Depuis qu’il a été consacré archevêque en 2023, Jacques Mourad prêche pour « ne pas laisser la haine nous envahir ». « Nous avons des préoccupations mais pas de colère », ajoute cet homme au sourire communicatif, né il y a 56 ans à Alep.
Mais cette inquiétude est grande parmi ses ouailles. « Nous avons très peur. On ne sait pas ce qui va se passer. La poussière doit retomber pour qu’on y voie clair. Mais nous avons eu de mauvaises expériences avec ces gens-là par le passé », souffle une chrétienne qui fréquente la cathédrale.
« D’anciens étudiants en charia »
Avant d’être envoyé à Homs, « Yacoub » Mourad a cofondé, en 1993 avec le père jésuite Paolo Dall’Oglio, la communauté de Mar Moussa-Saint-Moïse-l’Abyssin, il a ensuite passé quinze ans dans le monastère Mar Elian de Qaryatayn, près de l’oasis de Palmyre , jusqu’à ce que, un beau jour de 2015, les djihadistes de Daech y débarquent et le prennent en otage. Comme le père Paolo deux ans plus tôt.

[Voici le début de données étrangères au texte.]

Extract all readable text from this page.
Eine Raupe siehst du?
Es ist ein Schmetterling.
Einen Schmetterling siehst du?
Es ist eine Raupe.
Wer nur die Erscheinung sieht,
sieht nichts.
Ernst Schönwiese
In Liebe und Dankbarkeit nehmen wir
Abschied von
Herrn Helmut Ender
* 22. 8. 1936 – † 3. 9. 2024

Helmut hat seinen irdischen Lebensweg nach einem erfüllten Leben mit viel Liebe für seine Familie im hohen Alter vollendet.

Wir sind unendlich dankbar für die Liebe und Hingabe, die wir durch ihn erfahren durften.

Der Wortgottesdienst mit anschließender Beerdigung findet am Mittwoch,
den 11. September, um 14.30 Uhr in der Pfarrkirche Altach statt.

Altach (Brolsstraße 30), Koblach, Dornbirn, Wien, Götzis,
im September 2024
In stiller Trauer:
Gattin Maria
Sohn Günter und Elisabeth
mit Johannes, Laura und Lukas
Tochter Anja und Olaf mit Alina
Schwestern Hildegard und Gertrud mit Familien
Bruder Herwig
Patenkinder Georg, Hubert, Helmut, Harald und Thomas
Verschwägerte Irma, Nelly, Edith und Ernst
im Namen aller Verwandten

Mais contrairement à son ami italien qui n’a jamais refait surface, Jacques Mourad en sortira vivant, après être demeuré en captivité pendant cinq mois, à Raqqa, enfermé la plupart du temps dans une salle de bains. « Dieu m’a donné deux dons. L’amabilité et le silence. Cela m’a beaucoup aidé à m’ouvrir aux djihadistes qui venaient me maltraiter », avait-il déclaré en 2020 lors d’une visite au diocèse de Paris.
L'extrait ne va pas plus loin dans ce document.